Camminare per la città è una delle migliori cose che potrete fare in questo magnifico posto. Potrete vedere il Barrio de Triana** e i posti dove i sivigliani passeggiano come Calle Sierpes o la bella Plaza dell'Ayuntamiento*, l'Università e la Plaza de Toros de la Maestranza luogo del dramma di Carmen e Don Josè per gli appassionati di lirica. Il Teatro de La Maestranza è poco distante. Passeggiate anche un po' sulle rive del Guadalquivir. Siviglia vi mancherà.
SETTIMA TAPPA: SIVIGLIA-GRANADA
Uscite da Siviglia e prendete l'autovia A 92, direzione Malaga e Granada, poi presso Antequera prendete per Granada dove giungerete dopo 255 chilometri.
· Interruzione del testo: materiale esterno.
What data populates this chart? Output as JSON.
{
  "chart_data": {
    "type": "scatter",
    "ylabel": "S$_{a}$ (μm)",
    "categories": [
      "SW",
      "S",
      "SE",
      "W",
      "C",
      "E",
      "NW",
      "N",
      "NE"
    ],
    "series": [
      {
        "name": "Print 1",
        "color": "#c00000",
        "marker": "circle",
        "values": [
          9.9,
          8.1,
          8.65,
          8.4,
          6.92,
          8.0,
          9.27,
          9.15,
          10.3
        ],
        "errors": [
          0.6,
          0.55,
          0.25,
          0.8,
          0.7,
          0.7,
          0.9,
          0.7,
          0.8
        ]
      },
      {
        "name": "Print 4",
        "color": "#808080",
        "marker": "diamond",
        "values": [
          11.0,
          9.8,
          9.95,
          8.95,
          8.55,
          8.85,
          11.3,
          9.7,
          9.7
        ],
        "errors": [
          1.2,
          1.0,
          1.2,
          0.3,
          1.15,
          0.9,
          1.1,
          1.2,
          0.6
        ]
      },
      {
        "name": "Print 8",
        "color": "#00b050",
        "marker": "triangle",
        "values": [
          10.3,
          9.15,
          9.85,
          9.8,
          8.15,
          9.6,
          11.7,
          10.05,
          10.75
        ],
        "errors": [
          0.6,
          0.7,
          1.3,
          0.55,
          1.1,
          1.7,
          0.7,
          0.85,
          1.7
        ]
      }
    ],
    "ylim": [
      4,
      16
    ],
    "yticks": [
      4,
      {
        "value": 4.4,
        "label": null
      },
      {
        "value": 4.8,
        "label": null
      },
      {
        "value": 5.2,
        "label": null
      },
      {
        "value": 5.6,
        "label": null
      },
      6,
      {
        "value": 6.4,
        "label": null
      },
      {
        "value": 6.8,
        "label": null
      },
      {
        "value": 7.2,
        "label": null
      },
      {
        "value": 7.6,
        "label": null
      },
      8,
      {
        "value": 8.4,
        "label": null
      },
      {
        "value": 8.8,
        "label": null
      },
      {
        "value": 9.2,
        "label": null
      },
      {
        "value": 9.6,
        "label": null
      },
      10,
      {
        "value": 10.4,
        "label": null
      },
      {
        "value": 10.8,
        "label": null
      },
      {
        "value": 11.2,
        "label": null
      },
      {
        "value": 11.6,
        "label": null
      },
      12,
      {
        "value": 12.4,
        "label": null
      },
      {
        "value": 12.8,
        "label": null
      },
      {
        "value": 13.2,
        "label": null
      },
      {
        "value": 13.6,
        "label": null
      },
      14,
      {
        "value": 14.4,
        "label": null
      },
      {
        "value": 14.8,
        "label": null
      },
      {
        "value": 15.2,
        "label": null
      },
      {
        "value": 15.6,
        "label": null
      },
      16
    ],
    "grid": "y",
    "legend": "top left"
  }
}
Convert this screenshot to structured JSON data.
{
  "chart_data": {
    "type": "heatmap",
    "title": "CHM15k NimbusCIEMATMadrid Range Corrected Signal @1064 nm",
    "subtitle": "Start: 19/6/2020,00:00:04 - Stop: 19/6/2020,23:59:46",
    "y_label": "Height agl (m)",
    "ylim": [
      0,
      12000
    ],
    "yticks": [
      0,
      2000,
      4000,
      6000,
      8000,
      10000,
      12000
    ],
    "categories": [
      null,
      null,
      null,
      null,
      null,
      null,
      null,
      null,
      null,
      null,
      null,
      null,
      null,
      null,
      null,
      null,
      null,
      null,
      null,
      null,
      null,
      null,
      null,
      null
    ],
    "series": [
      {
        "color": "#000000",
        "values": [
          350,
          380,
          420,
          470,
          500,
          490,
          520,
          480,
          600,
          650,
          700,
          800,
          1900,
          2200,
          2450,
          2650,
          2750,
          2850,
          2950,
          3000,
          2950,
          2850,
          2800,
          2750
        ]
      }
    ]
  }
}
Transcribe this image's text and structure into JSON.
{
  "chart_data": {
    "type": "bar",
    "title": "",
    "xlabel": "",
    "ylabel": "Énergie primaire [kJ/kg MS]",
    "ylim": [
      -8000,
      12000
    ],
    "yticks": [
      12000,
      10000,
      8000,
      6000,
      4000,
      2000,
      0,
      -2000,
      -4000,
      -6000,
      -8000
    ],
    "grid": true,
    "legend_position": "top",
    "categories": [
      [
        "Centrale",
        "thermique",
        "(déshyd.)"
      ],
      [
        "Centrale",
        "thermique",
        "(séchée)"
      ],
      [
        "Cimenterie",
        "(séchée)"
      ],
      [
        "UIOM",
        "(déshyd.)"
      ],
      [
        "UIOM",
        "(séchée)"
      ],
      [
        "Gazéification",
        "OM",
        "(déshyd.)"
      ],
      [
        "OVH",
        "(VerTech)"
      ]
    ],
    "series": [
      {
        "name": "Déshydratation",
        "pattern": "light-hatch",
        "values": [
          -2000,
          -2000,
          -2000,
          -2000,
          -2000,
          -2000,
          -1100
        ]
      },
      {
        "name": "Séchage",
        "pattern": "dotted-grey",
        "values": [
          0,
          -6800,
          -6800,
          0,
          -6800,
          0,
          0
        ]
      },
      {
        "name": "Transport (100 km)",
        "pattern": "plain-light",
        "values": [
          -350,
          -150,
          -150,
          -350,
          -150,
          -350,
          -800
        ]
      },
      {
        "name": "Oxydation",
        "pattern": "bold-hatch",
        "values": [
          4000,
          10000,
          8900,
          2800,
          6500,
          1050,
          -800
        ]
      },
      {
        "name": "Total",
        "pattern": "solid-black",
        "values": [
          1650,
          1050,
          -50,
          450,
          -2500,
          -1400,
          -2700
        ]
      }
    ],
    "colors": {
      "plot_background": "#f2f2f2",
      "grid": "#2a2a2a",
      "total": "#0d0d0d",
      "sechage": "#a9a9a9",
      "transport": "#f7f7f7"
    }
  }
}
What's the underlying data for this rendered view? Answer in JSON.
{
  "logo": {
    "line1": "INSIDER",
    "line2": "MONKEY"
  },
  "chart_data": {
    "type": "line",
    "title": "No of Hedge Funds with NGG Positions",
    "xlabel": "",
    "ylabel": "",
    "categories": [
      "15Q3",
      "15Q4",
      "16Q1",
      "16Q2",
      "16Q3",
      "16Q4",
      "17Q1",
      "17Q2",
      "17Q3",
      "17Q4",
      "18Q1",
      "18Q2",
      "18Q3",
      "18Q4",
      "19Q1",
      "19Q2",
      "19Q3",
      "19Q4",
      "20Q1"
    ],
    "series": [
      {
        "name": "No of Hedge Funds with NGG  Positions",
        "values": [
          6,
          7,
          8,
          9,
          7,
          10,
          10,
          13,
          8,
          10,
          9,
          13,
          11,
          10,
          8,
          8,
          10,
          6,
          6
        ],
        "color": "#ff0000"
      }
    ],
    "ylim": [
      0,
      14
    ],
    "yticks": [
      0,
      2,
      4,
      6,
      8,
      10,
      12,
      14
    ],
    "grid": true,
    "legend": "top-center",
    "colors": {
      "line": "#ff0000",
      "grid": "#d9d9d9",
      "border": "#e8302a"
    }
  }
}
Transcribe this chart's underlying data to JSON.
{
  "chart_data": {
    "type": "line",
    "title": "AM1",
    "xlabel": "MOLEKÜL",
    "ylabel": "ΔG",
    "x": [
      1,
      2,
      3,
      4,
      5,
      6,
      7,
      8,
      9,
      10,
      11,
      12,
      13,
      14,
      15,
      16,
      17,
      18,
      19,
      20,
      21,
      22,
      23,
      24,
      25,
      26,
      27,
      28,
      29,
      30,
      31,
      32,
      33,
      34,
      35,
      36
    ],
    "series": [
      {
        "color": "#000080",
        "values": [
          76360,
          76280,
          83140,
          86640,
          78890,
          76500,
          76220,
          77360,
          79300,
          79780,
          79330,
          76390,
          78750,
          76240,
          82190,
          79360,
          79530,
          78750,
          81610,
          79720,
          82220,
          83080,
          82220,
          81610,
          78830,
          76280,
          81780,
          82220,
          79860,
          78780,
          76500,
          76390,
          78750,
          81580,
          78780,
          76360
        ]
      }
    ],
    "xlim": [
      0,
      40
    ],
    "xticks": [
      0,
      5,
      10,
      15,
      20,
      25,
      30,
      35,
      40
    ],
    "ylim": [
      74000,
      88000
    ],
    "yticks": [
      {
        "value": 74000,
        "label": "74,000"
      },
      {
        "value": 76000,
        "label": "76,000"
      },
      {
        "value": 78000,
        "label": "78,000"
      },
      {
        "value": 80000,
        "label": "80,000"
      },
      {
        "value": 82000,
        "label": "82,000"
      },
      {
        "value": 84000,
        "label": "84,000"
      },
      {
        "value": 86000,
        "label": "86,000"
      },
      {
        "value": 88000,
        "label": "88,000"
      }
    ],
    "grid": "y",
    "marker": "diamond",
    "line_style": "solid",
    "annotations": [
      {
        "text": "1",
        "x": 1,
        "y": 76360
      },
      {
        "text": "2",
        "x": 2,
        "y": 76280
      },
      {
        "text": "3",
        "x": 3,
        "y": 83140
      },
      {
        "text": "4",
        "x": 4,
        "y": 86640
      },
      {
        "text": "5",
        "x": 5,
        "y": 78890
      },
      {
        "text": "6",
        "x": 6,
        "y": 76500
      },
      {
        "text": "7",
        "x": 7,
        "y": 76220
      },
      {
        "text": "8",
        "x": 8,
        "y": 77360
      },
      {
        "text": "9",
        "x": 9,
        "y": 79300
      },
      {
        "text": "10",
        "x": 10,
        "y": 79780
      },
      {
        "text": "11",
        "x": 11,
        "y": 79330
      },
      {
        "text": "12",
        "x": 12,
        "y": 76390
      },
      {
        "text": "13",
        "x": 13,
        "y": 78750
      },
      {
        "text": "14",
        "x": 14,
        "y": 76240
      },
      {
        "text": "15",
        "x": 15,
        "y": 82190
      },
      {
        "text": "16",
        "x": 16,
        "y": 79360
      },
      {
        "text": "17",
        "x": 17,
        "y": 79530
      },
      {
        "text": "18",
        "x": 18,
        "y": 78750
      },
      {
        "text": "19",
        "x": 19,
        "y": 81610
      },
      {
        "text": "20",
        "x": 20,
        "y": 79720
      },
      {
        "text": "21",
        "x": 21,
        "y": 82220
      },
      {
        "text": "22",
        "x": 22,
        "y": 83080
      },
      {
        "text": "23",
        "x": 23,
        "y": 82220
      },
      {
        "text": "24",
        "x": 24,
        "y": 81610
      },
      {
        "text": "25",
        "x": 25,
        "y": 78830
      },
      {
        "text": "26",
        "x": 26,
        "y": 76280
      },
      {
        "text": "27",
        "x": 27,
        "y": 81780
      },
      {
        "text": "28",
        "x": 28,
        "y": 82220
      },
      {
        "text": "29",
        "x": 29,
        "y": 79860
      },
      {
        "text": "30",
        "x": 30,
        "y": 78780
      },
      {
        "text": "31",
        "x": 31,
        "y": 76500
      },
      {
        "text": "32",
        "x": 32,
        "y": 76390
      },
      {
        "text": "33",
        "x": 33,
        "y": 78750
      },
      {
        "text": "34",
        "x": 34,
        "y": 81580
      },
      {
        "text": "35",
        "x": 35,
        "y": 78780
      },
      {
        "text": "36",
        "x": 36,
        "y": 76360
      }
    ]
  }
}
Granada ha 235.000 abitanti e, come Salamanca,è preceduta da una periferia che non permette di capire la meraviglia a cui si va incontro. Il consiglio è per l'Hotel El Ladron de Agua, che andrebbe di per sè visitato. Non molte camere una diversa dall'altra (e di prezzi diversi) e con un proprio nome che danno su un piccolo patio dove allestiscono mostre e piccoli concerti di musica da camera. Si trova sulla salita di Carrera del Darro, di fronte all'Alhambra e un piccolo problema è che la strada è stretta e si fatica a scaricare. Si può parcheggiare solo un 500 metri più in alto. Non è economico ma su internet si trovano offerte tipo 3 notti al prezzo di 2 quindi economico lo diventa e la colazione è ottima. Per arrivarci alla prenotazione bisogna comunicare la targa perché è zona riservata. Se siete ricchi sfondati c'è invece il Parador di San Francisco dentro il complesso dell'Alhambra. L'Alhambra*** è il simbolo di Granada ed era in realtà una cittadella fortificata su una collina (Granada è ai piedi della Sierra Nevada ma non illudetevi, d'estate fa un caldo mortale) , la si raggiunge o a piedi o con pulmini che partono dalla Plaza Nueva, vicinissima al Ladron de Agua. Attenzioni ai ladri, noi ci abbiamo rimesso una macchina fotografica. La parte più bella è l'Alcazar dove risiedevano i sovrani mori di Granada e gli straordinari Giardini del Generalife. Da vedere anche il Palazzo di Carlo V. Il complesso occupa una bella estensione e gli ingressi ai vari settori sono contingentati. Attenzione: bisogna assolutamente prenotare! La sera il teatro all'aperto dei Giardini ospita spettacoli di altissimo livello. La vista della città dall'alto è particolarmente affascinante soprattutto al tramonto e alla sera.
Granada è la città spagnola che più risente dell'influenza araba nel quartiere dell'Albaicin** che occupa la collina di fronte all'Alhambra dove c'è l'hotel giù fino alla Plaza Nueva. La parte più bassa è ricca di bazar e localini dove si mangia discretamente e si fuma il narghilè ma è un pochino artefatta, la parte alta invece ospita ristorantini gradevolissimi, è quieta e ha una splendida vista sull'Alhambra. Una volta si andava a vedere il flamenco nelle cuevas gitane ma pare che ora sia tutto solo per turisti. Ma il flamenco è un po' dappertutto qui.
La cattedrale invece non la consiglierei, ci sono le tombe di Isabella di Castiglia e consorte ma si può fare a meno di visitarla così come la parte moderna della città.
Una buona escursione è a Fuente Vaqueros con diramazione dalla statale 422 per Cordoba. E' il paese natale di Garcia Lorca e c'è, segnalata malissimo però, la casa natale* e degli anni giovanili da visitare. A nord ovest di Granada c'è anche il luogo dove è stato fucilato dai franchisti, ma le ossa non sono mai state ritrovate e la polemica se il luogo sia effettivamente quello sono tuttora in essere.